Using the canonical BMW car blender that I'm seeing on the same instance types and frame count, we'll see how Nomad and GKE performed for this very normal job on the Conductor platform. The best of 3 runs on each orchestrator are shown with standard deviation if applicable.
Here we are measuring the amount of time it takes to go from Conductor pending to the first confirmed agent start, or Conductor running. Nomad has an advantage here. Mainly due to its machine image being customizable in our CI/CD process using Packer, resulting in a 63% improvement.
GKE is performing steps during instance creation via user data that we can't control. This increases the wait time considerably while costing Conductor. We don't start billing until our agent has started. Had this been a Kubernetes built with a tool like kops, we do believe this would be much closer.
A further breakdown on percentiles: With 50% of the tasks being under 2 minutes for Nomad. GKE fares pretty well for 50% of its tasks as well.
As we continue to scale, we start seeing a slowdown on both, but much more noticeably on GKE. We measured, on average, how long it took to go from Conductor start to finish, per task. Nomad performed slightly better here, due to being able to acquire more CPU and memory when creating cgroup.
GKE has percentage-based reservations, meaning you cannot get the entire machine's resources, which is why it has a slightly longer average runtime. Again, if this was Kubernetes we operated or owned, this would be nearly identical.
Here we are showing the total time from going Conductor pending to all frames or tasks completing. With the additional user data overhead on hundreds of machines, we see considerably longer time to finish the entire job on GKE. Nomad, benefiting from this machine image and the batch scheduler using a power of 2 choices to quickly rank instances, we see a 42% improvement.
Finally, we measure the peak instance count of the clusters to run this job. In conjunction with the total runtime of the benchmark, having a smaller cluster size and finishing quicker saves us and our customers' overhead cost.

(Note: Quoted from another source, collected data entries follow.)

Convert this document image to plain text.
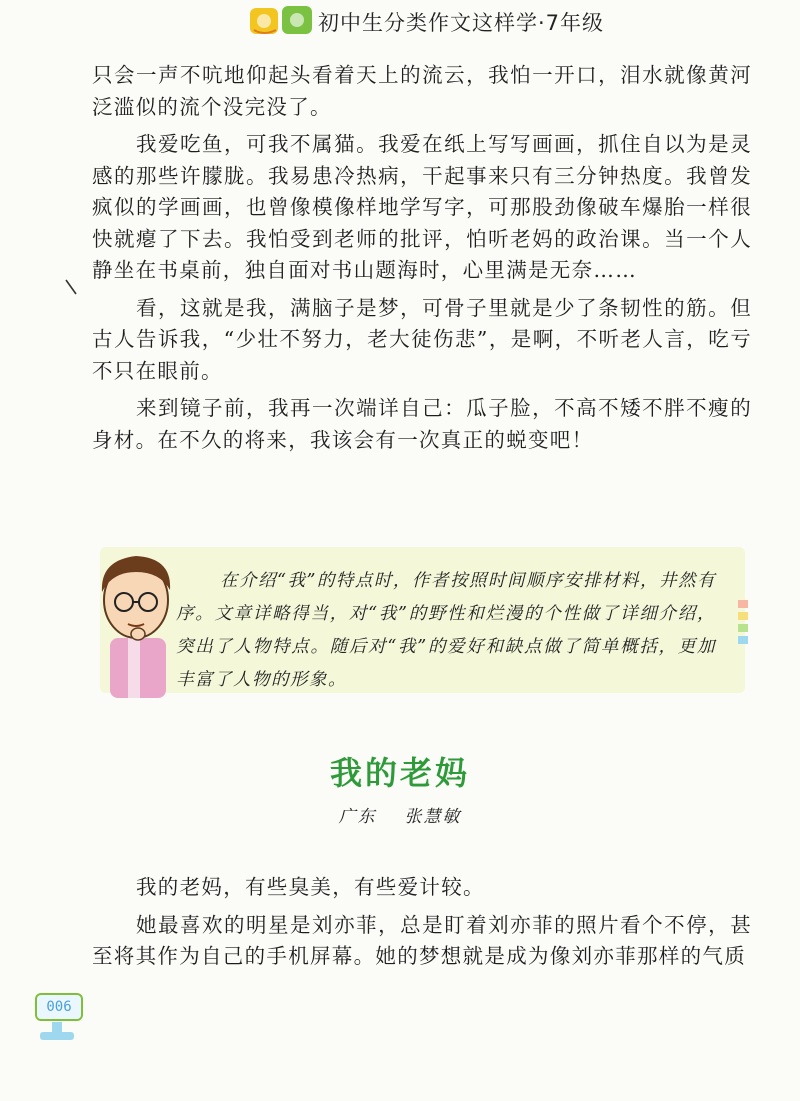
初中生分类作文这样学·7年级

只会一声不吭地仰起头看着天上的流云，我怕一开口，泪水就像黄河泛滥似的流个没完没了。

我爱吃鱼，可我不属猫。我爱在纸上写写画画，抓住自以为是灵感的那些许朦胧。我易患冷热病，干起事来只有三分钟热度。我曾发疯似的学画画，也曾像模像样地学写字，可那股劲像破车爆胎一样很快就瘪了下去。我怕受到老师的批评，怕听老妈的政治课。当一个人静坐在书桌前，独自面对书山题海时，心里满是无奈……

看，这就是我，满脑子是梦，可骨子里就是少了条韧性的筋。但古人告诉我，“少壮不努力，老大徒伤悲”，是啊，不听老人言，吃亏不只在眼前。

来到镜子前，我再一次端详自己：瓜子脸，不高不矮不胖不瘦的身材。在不久的将来，我该会有一次真正的蜕变吧！

在介绍“我”的特点时，作者按照时间顺序安排材料，井然有序。文章详略得当，对“我”的野性和烂漫的个性做了详细介绍，突出了人物特点。随后对“我”的爱好和缺点做了简单概括，更加丰富了人物的形象。

我的老妈
广东 张慧敏

我的老妈，有些臭美，有些爱计较。

她最喜欢的明星是刘亦菲，总是盯着刘亦菲的照片看个不停，甚至将其作为自己的手机屏幕。她的梦想就是成为像刘亦菲那样的气质

006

Nomad stayed very consistent in its sizing, with a standard deviation of about 20 instances. This attributes to the previously mentioned points. While we saw GKE's best being very close to Nomad in size, its standard deviation was much larger, by almost 5X.
We still see a need for Kubernetes as a service for batch-related work due to being ubiquitous for almost all cloud providers, and for good reasons. We certainly might reevaluate that once HashiCorp platform Nomad exists.
With that being said, for a long time we believed, with such a small team, we couldn't get into the business or the operational overhead of running Nomad, that managed services would save us time. When we finally ran into blockers with managed services that made us beholden to their release cycles, we knew it was the right time to consider a switch.
We went from 0 to production in a month and migrated most of our GCP customers to Nomad. So for those who think that having to own or operate a cluster will be a time sink, we found Nomad as easy as going with managed services, but with much more flexibility and hope many more consider giving it a try.